Irving Azoff, a music industry honcho and founder of the licensing management firm Global Music Rights, which manages more than 40 artists, including the Eagles and Pharrell Williams, is claiming that YouTube does not have the performance rights to about 20,000 songs from the artists he represents.
However, Google, which owns the video-sharing website, does not appear to be concerned with the request to remove the songs, and it has failed to respond to GMR's request.
In a letter published on The Hollywood Reporter, a lawyer for GMR, Howard King, wrote a letter to YouTube requesting documentation that it did, in fact, have the licensing rights for the songs in question.

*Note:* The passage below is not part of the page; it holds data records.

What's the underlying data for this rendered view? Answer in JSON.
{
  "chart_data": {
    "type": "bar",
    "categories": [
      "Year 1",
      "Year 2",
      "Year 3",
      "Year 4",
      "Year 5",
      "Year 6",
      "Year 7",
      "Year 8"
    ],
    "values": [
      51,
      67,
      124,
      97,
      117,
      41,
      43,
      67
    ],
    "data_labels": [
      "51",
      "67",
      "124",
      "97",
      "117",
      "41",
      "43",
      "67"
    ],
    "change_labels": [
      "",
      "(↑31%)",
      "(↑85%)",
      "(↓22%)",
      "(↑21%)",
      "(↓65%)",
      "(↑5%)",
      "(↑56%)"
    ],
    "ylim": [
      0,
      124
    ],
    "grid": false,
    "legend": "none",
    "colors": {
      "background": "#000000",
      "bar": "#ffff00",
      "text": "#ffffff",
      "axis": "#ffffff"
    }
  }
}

The letter reads, "Without providing a shred of documentation, you blithely proffer that YouTube can ignore the Notices because it operates under blanket licenses from performing rights organizations other than Global. However, you refuse to provide the details of any such license agreements, presumably because no such agreements exist for YouTube's present uses of the Songs in any service, but certainly with respect to its recently added Music Key service."

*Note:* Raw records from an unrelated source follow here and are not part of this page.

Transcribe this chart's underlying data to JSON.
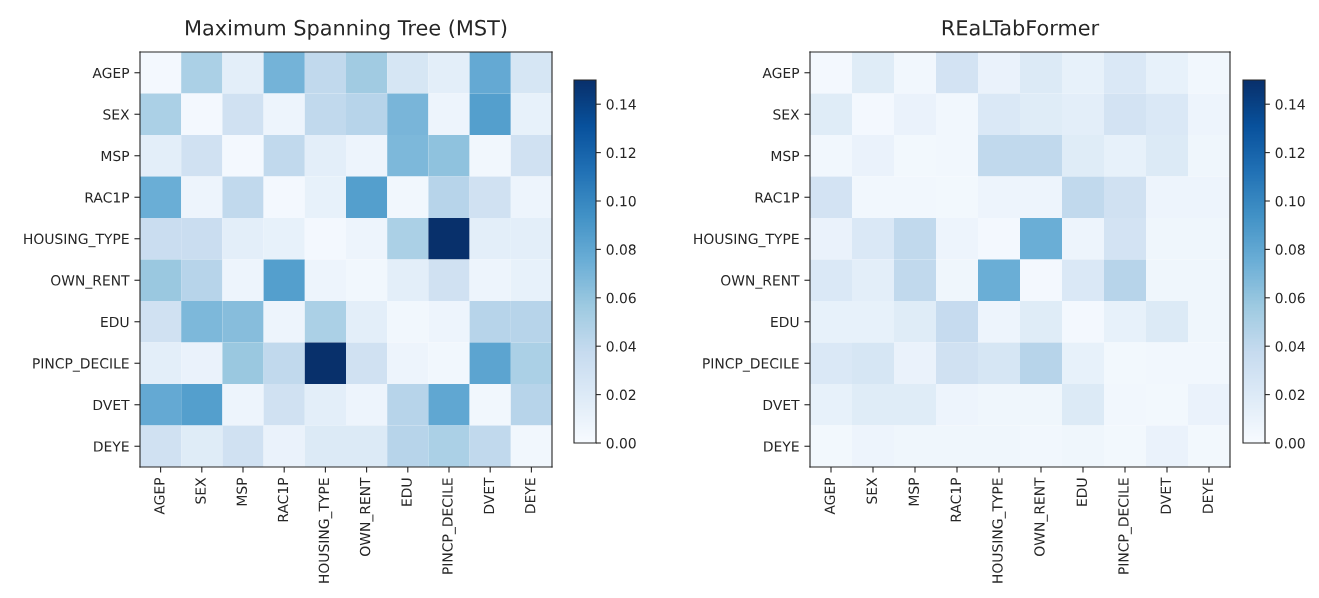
{
  "chart_data": [
    {
      "type": "heatmap",
      "title": "Maximum Spanning Tree (MST)",
      "categories": [
        "AGEP",
        "SEX",
        "MSP",
        "RAC1P",
        "HOUSING_TYPE",
        "OWN_RENT",
        "EDU",
        "PINCP_DECILE",
        "DVET",
        "DEYE"
      ],
      "y_categories": [
        "AGEP",
        "SEX",
        "MSP",
        "RAC1P",
        "HOUSING_TYPE",
        "OWN_RENT",
        "EDU",
        "PINCP_DECILE",
        "DVET",
        "DEYE"
      ],
      "cells": [
        [
          0.003,
          0.05,
          0.015,
          0.072,
          0.04,
          0.055,
          0.025,
          0.015,
          0.078,
          0.025
        ],
        [
          0.05,
          0.003,
          0.03,
          0.008,
          0.04,
          0.045,
          0.07,
          0.008,
          0.085,
          0.012
        ],
        [
          0.015,
          0.03,
          0.003,
          0.04,
          0.015,
          0.008,
          0.068,
          0.062,
          0.005,
          0.03
        ],
        [
          0.075,
          0.008,
          0.04,
          0.003,
          0.012,
          0.085,
          0.005,
          0.045,
          0.03,
          0.008
        ],
        [
          0.035,
          0.035,
          0.015,
          0.012,
          0.003,
          0.008,
          0.05,
          0.15,
          0.015,
          0.015
        ],
        [
          0.058,
          0.045,
          0.008,
          0.085,
          0.008,
          0.005,
          0.015,
          0.03,
          0.008,
          0.012
        ],
        [
          0.03,
          0.068,
          0.065,
          0.008,
          0.05,
          0.015,
          0.005,
          0.008,
          0.045,
          0.045
        ],
        [
          0.015,
          0.01,
          0.058,
          0.04,
          0.15,
          0.03,
          0.008,
          0.005,
          0.082,
          0.05
        ],
        [
          0.078,
          0.085,
          0.008,
          0.03,
          0.015,
          0.008,
          0.045,
          0.08,
          0.005,
          0.045
        ],
        [
          0.03,
          0.018,
          0.03,
          0.01,
          0.02,
          0.02,
          0.045,
          0.05,
          0.04,
          0.005
        ]
      ],
      "clim": [
        0,
        0.15
      ],
      "cticks": [
        {
          "value": 0,
          "label": "0.00"
        },
        {
          "value": 0.02,
          "label": "0.02"
        },
        {
          "value": 0.04,
          "label": "0.04"
        },
        {
          "value": 0.06,
          "label": "0.06"
        },
        {
          "value": 0.08,
          "label": "0.08"
        },
        {
          "value": 0.1,
          "label": "0.10"
        },
        {
          "value": 0.12,
          "label": "0.12"
        },
        {
          "value": 0.14,
          "label": "0.14"
        }
      ]
    },
    {
      "type": "heatmap",
      "title": "REaLTabFormer",
      "categories": [
        "AGEP",
        "SEX",
        "MSP",
        "RAC1P",
        "HOUSING_TYPE",
        "OWN_RENT",
        "EDU",
        "PINCP_DECILE",
        "DVET",
        "DEYE"
      ],
      "y_categories": [
        "AGEP",
        "SEX",
        "MSP",
        "RAC1P",
        "HOUSING_TYPE",
        "OWN_RENT",
        "EDU",
        "PINCP_DECILE",
        "DVET",
        "DEYE"
      ],
      "cells": [
        [
          0.003,
          0.018,
          0.005,
          0.028,
          0.01,
          0.02,
          0.012,
          0.022,
          0.012,
          0.005
        ],
        [
          0.018,
          0.003,
          0.01,
          0.005,
          0.022,
          0.018,
          0.015,
          0.028,
          0.022,
          0.008
        ],
        [
          0.005,
          0.01,
          0.004,
          0.005,
          0.04,
          0.04,
          0.018,
          0.012,
          0.02,
          0.006
        ],
        [
          0.028,
          0.005,
          0.005,
          0.004,
          0.008,
          0.008,
          0.04,
          0.03,
          0.008,
          0.008
        ],
        [
          0.01,
          0.022,
          0.04,
          0.008,
          0.003,
          0.075,
          0.008,
          0.028,
          0.006,
          0.006
        ],
        [
          0.022,
          0.015,
          0.04,
          0.006,
          0.075,
          0.003,
          0.022,
          0.045,
          0.006,
          0.006
        ],
        [
          0.012,
          0.012,
          0.018,
          0.038,
          0.008,
          0.018,
          0.003,
          0.012,
          0.02,
          0.006
        ],
        [
          0.022,
          0.025,
          0.01,
          0.03,
          0.025,
          0.045,
          0.012,
          0.004,
          0.005,
          0.005
        ],
        [
          0.012,
          0.018,
          0.018,
          0.008,
          0.006,
          0.006,
          0.02,
          0.005,
          0.004,
          0.01
        ],
        [
          0.004,
          0.008,
          0.006,
          0.006,
          0.006,
          0.005,
          0.006,
          0.004,
          0.01,
          0.004
        ]
      ],
      "clim": [
        0,
        0.15
      ],
      "cticks": [
        {
          "value": 0,
          "label": "0.00"
        },
        {
          "value": 0.02,
          "label": "0.02"
        },
        {
          "value": 0.04,
          "label": "0.04"
        },
        {
          "value": 0.06,
          "label": "0.06"
        },
        {
          "value": 0.08,
          "label": "0.08"
        },
        {
          "value": 0.1,
          "label": "0.10"
        },
        {
          "value": 0.12,
          "label": "0.12"
        },
        {
          "value": 0.14,
          "label": "0.14"
        }
      ]
    }
  ]
}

Earlier this month, a lawyer for Google, David Kramer, responded to the letter with one of his own, which explained that GMR had a "misguided" legal position. "This is now your third attempt to circumvent the straightforward DMCA notice-and-takedown process that Congress devised to handle situations like this," Kramer wrote.
Neither side is backing down, and it remains unseen who will be victorious in this billion-dollar fight.